Some want Rahul Gandhi, some say MS Dhoni and a few even Saina Nehwal — but Delhiites are clear that they want a young sports star, and not a Bollywood face, as the brand ambassador for the Commonwealth Games to be held in the Capital in October.
While Prince Charles of England has confirmed he will be in Delhi to flag off the Games, the Organising Committee is on the lookout for a celebrity face that mirrors modern India. HT City spoke to a cross-section of celebs and Delhiites on who they’d want to see in the coveted position.
“It should be Rahul Gandhi. He’s not just a youth icon but also reflects India’s progressive image,” says Shelly Thapar, 23, a DU law student. “We don’t need a Big B or an SRK for this. Why can’t we have someone dynamic such as politician Sachin Pilot?” says Sunil Singh, a Science student. Tennis sensation Sania Mirza also figures on the wishlist. “Sania being young and successful is the ideal choice,” feels actor Vinay Pathak.

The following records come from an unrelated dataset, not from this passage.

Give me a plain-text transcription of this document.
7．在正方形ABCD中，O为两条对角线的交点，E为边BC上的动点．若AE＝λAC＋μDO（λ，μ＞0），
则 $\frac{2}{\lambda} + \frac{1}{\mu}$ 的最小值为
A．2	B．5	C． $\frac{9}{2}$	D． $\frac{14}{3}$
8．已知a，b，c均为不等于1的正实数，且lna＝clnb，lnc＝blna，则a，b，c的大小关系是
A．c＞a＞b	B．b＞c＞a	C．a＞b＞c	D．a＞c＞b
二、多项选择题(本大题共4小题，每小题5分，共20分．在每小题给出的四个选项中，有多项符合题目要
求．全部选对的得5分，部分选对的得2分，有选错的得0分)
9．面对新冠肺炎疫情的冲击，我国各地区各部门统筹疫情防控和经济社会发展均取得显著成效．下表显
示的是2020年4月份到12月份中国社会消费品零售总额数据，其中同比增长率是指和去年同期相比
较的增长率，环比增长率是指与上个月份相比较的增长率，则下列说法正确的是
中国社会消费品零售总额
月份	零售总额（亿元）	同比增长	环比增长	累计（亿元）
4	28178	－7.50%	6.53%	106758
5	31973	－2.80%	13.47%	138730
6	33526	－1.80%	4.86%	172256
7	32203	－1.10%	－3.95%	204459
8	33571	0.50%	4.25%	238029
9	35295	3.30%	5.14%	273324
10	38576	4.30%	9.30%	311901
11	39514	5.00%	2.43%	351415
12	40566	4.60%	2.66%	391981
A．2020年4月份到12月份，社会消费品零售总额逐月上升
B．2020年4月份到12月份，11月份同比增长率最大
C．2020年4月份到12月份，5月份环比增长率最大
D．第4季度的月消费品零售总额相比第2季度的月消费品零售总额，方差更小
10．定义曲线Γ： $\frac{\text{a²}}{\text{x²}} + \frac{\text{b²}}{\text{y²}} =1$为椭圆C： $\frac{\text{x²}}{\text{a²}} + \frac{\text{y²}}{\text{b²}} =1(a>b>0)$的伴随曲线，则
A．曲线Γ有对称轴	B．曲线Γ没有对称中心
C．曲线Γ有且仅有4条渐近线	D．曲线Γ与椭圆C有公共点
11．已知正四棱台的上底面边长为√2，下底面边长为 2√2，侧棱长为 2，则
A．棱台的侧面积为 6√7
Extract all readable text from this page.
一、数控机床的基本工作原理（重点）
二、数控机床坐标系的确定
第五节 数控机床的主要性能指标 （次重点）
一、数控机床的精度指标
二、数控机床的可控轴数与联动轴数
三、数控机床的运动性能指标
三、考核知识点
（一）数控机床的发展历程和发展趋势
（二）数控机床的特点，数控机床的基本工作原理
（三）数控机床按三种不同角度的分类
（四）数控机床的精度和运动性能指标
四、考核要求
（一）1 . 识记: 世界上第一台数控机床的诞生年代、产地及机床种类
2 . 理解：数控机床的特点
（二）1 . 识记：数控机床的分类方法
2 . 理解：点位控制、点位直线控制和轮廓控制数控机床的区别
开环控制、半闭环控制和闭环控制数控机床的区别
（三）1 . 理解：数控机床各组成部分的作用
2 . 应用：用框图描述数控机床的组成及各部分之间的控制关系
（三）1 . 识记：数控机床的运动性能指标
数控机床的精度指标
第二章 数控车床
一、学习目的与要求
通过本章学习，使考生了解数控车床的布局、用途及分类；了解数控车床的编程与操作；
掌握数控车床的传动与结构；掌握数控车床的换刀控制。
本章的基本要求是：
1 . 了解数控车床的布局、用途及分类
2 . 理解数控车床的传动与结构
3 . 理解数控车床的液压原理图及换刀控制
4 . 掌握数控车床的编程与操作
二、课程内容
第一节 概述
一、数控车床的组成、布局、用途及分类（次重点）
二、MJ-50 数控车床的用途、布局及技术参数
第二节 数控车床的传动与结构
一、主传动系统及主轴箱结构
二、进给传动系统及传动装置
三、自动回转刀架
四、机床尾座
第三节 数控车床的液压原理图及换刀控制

Cricketers, too, make the cut. “Mahendra Singh Dhoni will be a great choice. He has instant youth connect,” says Abhimanyu Trivedi, a BPO executive. Designer Rina Dhaka’s vote goes to the master blaster. “I’d want to see Sachin Tendulkar there. He’s unassuming and a genius.”
While many such as HR consultant Raman Kapoor say “actress Katrina Kaif can help popularise the event”, most feel sports stars deserve to be on the billboards. Musician Raghu Dixit roots for badminton ace Saina Nehwal as “she’s the most hardworking sports woman in our country”.
Commonwealth Games Organising Committee Secretary General Lalit Bhanot confirms it will be a sports icon. “We’ll finalise it in a month. Then we’ll decide which other celebs to get on board,” he says.
Star support for sanitation
While actor Aamir Khan and lyricist Javed Akhtar are out there promoting the Games, ‘Toilet Man’ Jack Sim has a more important cause in mind. The World Toilet Organisation founder wants a celeb to endorse the need for sanitation in India.
He says the poor sanitation habits and conditions in the country can dent the ‘Brand India’ image during the Games. He suggests India to capitalise on the mega-sporting event to change the poor public toilet image and service standards.
“Children and women suffer the most from lack of sanitation. India needs [leadership of] a movie star or a cricket player to promote good sanitation provisions, professionalise the cleaners and promote good user behaviour,” he said.